I use the file manager that is located in my cpanel. I don't believe that gives you a choice about whether to use ASCII or BINARY mode -- it decides automatically.
2.
The files that I upload onto my cpanel are in zipped format. My specific question was, do the zipped files have an extension of ".zip"? If you have something else, like ".txt", the file uploader
might be looking up common file extensions to decide whether to use ASCII or BINARY (and if all else fails, poke around the file to guess which one to use). You didn't rename a zipped file before or after uploading, did you?
3.
I use a PC Windows, I presume. In text (human-readable) files, lines end with carriage-return-line-feed (x0D0A).
4.
My host plan is Basic Which is Linux, where text file lines end with a newline (x0A). This is where the ASCII conversion (if done) takes place.
5.
I copy and paste the http:// links onto the emails. So your link is something like
http://www.yoursite.com/zipfiles/a_zip_file.zip? Did you include the ".zip" file extension in the file as you uploaded it, and in the link?
6.
I checked the file manager and there are five .htaccess files. The first one (
.htaccess) is the current, active one. It appears to have been created by using the cPanel button to enable PHP 5. It should not affect zip file processing. The others (
.htaccess-date-time) are backups, and are inactive.
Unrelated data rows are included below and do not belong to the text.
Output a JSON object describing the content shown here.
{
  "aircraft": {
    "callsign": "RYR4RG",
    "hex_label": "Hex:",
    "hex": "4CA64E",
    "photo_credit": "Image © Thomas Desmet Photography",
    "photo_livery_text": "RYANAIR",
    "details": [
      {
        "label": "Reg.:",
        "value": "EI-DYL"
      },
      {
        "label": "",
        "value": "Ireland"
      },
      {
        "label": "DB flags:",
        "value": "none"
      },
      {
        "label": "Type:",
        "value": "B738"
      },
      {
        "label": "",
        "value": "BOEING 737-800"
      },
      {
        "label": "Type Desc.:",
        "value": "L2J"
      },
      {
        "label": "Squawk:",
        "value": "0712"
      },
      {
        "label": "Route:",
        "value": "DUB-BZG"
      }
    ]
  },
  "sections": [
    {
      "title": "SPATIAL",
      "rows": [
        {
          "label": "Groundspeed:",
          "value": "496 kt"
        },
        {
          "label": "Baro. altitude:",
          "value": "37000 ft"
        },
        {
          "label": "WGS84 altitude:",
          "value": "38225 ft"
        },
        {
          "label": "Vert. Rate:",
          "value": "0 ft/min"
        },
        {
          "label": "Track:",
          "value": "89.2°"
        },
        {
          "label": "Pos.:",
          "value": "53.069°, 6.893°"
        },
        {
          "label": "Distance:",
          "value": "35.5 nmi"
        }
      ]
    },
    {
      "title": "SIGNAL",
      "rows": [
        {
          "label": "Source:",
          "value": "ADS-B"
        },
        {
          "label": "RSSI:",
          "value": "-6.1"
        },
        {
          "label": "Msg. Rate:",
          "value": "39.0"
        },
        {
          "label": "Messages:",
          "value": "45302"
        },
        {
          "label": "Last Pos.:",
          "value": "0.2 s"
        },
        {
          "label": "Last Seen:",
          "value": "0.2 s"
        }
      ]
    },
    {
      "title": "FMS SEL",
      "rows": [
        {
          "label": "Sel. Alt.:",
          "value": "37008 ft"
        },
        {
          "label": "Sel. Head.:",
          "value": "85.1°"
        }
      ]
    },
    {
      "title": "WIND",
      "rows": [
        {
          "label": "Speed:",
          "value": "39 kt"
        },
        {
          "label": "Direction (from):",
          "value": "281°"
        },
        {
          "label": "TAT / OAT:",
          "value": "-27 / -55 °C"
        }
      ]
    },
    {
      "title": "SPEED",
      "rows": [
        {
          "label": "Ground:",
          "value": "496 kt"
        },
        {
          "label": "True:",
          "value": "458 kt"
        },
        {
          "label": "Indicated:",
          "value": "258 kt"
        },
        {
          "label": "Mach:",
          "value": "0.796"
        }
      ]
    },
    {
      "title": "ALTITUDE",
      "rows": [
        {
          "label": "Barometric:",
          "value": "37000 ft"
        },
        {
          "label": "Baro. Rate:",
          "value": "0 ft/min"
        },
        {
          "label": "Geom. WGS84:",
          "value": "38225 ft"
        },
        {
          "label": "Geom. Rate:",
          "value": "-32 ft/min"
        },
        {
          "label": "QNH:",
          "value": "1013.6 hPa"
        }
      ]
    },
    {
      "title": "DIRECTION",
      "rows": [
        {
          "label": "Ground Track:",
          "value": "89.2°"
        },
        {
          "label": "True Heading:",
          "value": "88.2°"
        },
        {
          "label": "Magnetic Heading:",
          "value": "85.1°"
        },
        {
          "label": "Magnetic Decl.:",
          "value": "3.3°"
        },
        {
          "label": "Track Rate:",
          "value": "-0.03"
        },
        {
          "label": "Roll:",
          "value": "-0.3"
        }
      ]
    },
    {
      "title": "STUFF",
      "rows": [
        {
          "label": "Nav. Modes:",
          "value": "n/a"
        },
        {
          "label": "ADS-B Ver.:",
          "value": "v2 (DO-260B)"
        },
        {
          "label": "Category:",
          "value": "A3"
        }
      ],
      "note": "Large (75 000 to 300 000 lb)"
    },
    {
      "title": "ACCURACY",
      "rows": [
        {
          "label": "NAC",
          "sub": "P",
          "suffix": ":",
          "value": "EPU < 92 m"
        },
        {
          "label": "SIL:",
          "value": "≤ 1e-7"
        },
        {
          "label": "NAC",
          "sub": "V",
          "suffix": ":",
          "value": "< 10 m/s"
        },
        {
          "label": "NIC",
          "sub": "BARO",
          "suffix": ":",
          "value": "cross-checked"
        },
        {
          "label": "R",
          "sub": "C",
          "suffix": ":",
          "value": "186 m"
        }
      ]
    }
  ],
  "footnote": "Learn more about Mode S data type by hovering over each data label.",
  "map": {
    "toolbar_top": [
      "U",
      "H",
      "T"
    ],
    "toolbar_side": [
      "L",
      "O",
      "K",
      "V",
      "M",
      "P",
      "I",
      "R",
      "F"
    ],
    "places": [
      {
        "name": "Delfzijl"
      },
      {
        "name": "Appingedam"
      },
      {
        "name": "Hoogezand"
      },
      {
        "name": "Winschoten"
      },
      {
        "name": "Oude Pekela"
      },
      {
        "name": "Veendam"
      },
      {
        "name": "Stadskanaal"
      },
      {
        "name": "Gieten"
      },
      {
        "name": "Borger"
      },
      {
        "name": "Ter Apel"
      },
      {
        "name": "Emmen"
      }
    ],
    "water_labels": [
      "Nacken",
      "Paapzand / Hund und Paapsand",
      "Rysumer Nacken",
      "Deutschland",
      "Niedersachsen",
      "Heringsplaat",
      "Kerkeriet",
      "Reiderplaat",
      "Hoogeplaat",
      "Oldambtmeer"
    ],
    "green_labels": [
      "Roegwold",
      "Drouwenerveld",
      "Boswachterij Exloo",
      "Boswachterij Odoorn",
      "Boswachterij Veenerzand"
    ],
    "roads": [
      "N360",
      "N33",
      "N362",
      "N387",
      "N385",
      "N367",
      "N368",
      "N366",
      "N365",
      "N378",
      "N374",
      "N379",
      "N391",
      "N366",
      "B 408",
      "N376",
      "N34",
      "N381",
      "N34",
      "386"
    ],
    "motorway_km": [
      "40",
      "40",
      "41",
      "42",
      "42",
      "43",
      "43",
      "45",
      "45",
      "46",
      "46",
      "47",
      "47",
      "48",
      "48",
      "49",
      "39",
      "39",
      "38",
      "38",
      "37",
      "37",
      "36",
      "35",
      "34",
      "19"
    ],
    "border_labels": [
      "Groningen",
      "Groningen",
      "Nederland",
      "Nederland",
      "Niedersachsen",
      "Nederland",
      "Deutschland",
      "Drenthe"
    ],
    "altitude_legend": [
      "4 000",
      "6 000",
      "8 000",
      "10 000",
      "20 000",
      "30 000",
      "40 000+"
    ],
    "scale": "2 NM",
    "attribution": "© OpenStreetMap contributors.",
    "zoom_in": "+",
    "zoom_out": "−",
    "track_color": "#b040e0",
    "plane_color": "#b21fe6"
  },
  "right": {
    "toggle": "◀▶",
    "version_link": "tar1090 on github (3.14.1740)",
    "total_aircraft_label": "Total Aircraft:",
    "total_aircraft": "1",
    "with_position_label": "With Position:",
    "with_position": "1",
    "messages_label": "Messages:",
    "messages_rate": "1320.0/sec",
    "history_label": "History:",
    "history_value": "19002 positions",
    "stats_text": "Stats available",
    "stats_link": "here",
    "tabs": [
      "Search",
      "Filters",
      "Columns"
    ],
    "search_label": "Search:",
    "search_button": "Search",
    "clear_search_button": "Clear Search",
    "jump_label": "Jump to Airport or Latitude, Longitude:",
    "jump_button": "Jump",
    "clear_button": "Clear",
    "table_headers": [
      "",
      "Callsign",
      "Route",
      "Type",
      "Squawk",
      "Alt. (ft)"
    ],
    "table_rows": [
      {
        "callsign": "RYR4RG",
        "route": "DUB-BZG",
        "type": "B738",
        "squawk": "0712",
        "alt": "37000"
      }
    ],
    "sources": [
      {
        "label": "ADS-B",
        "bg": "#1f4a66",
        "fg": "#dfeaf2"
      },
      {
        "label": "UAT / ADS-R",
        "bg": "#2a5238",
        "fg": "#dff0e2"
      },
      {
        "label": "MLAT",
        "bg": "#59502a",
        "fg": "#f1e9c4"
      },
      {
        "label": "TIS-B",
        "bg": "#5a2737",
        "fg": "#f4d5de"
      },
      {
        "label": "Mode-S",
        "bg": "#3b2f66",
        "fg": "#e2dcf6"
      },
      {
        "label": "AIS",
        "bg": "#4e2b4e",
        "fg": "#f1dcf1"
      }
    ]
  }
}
Note that in one of them you had activated a redirect, and it's no longer being done (you'll have to add it to the current
.htaccess again).
7.
I have downloaded the file that was supposedly corrupted using the file manager and it worked fine for me. Well, that's interesting. So you can download the file back to your PC and it's OK, but if you access it via a link, it's corrupted? Can you show us just what the link (code) looks like?
One other thing... in cPanel > File Manager, it gives you the option to
unzip a zipped file that you've uploaded. You didn't do
that, did you? You want to leave the file in its zipped state.